Jane: This one's a little bit not amusing, and I won't watch it anyway. I never watched them. I've flown too often.

Basil: You are supposed to though, they say, "Even if you've flown a lot, please watch".

Jane: I know what they say.

Monique Wright: Oh, look who it is there.

Basil: I know the Qantas and Virgin ones off by heart. I could tell you them backwards, actually.

Monique Wright: Well then, Basil you're gong to live and Jane, you're going to die, because you had to watch them.

Monique Wright: Now we love this one. Nurofen has replicated a scientific experiment, which revealed that swearing can increase our pain tolerance by 33%. How did they work out the percentage? The ad uses the line "Swearing helps us tolerate pain, until we can find something longer lasting". Matt, it is gold, isn't it?

Matthew: I love it. It's fantastic. And what I love about it is, okay, it is funny and it grabs our attention, but also too, they are taking a very mundane and heavily regulated industry and taking something, and relayed a message about pain.

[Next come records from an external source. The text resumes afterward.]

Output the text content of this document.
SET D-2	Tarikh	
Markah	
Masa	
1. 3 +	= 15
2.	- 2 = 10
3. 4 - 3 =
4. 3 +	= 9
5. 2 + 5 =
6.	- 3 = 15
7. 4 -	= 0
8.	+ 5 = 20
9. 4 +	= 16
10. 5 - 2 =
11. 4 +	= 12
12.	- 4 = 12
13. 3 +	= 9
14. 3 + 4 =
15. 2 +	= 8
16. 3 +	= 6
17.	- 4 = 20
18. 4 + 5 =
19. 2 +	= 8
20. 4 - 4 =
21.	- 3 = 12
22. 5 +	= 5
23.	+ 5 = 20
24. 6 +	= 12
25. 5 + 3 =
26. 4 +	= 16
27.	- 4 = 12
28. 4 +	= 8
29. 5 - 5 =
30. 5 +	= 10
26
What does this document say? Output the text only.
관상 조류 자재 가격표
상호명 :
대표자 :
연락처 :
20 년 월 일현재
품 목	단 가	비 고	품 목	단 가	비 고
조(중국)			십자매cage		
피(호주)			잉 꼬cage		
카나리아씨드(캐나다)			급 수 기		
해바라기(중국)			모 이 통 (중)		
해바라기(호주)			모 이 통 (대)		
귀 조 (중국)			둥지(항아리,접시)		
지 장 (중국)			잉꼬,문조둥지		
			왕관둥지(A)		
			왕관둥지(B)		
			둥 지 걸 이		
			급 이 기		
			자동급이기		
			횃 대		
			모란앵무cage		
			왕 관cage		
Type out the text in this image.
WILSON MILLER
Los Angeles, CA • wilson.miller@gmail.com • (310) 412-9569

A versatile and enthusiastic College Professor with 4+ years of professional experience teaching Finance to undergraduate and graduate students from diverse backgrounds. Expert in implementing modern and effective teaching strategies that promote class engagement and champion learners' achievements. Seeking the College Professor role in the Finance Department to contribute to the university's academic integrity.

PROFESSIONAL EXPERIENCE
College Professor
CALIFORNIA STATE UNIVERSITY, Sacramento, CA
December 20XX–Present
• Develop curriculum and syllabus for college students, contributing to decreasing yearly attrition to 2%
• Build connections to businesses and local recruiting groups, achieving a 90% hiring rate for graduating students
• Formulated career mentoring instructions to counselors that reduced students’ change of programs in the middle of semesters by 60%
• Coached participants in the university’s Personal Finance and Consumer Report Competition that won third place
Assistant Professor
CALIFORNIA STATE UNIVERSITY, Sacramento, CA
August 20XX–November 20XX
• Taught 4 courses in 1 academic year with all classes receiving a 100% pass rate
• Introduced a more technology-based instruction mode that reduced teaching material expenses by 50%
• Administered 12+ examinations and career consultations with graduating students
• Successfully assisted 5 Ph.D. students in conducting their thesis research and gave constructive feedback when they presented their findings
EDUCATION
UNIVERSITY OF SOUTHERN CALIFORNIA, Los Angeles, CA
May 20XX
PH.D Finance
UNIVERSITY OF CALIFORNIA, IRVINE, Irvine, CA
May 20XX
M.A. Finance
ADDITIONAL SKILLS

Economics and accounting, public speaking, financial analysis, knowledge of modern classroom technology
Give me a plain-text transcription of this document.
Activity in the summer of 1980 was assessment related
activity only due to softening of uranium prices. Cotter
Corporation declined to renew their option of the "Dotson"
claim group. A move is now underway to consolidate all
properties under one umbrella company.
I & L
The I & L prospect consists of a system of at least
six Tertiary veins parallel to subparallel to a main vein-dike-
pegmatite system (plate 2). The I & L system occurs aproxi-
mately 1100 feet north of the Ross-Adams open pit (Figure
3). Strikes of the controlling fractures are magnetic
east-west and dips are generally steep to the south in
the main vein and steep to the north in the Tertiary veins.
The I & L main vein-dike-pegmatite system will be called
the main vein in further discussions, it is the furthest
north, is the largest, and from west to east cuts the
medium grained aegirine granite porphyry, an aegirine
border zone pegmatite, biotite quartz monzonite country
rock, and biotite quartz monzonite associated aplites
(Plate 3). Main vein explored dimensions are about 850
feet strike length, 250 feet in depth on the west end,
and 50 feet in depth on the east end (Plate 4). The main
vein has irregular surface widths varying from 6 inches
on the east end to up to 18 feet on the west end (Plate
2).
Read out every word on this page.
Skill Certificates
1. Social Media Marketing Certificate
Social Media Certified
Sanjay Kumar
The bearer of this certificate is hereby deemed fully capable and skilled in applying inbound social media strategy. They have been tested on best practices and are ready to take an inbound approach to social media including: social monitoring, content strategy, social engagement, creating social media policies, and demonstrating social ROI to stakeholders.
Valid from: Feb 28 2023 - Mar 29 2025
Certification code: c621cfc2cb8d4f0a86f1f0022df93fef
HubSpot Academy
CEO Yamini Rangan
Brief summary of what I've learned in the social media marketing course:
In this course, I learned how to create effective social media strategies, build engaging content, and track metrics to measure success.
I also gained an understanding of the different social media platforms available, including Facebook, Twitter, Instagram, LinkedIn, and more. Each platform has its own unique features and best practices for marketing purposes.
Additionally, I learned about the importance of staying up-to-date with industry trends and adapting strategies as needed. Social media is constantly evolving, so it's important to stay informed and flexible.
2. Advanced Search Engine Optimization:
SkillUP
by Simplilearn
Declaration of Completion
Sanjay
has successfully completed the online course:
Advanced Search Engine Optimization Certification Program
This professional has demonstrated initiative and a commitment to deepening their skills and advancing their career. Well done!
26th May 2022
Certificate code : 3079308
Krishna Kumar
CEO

Matthew: And I can see this, if they don't really work this world, they could own that pain, swear word, sort of area, and it's a great relationship with their product.

Jane: They've done that classic thing that great ads do. Something we all know is true, but doesn't get spoken about and they have made it out there in front of us. And all of us recognize the truth of it. We see ourselves doing it. We hear our kids doing it. We have swear jars at home.

Jane: Forget the swear jars. No, it's good to swear.

Monique Wright: It's plain. It's working.

Matthew: You saw the guy on they bicycle, when that guy had that unfortunate fall.

Basil: The boys react different to the girls on that one.

Jane: Why they design boys bikes the way they do, I never understood.

Basil: Funny you say that. That bar is so redundant.

Monique Wright: It's really stupid, isn't it?

Basil: It's the last thing we want there.

Monique Wright: We know on that, that it does not work, if you use another word. 'Blast', just doesn't have the same effect.

Jane: Or 'Sugar'. All those No.

Monique Wright: You don't get 33% less pain with that. Matt, Janey. Good to see you.

Basil: Good to see you, guys. Don't go anywhere. Weekend Sunrise is back in just a moment.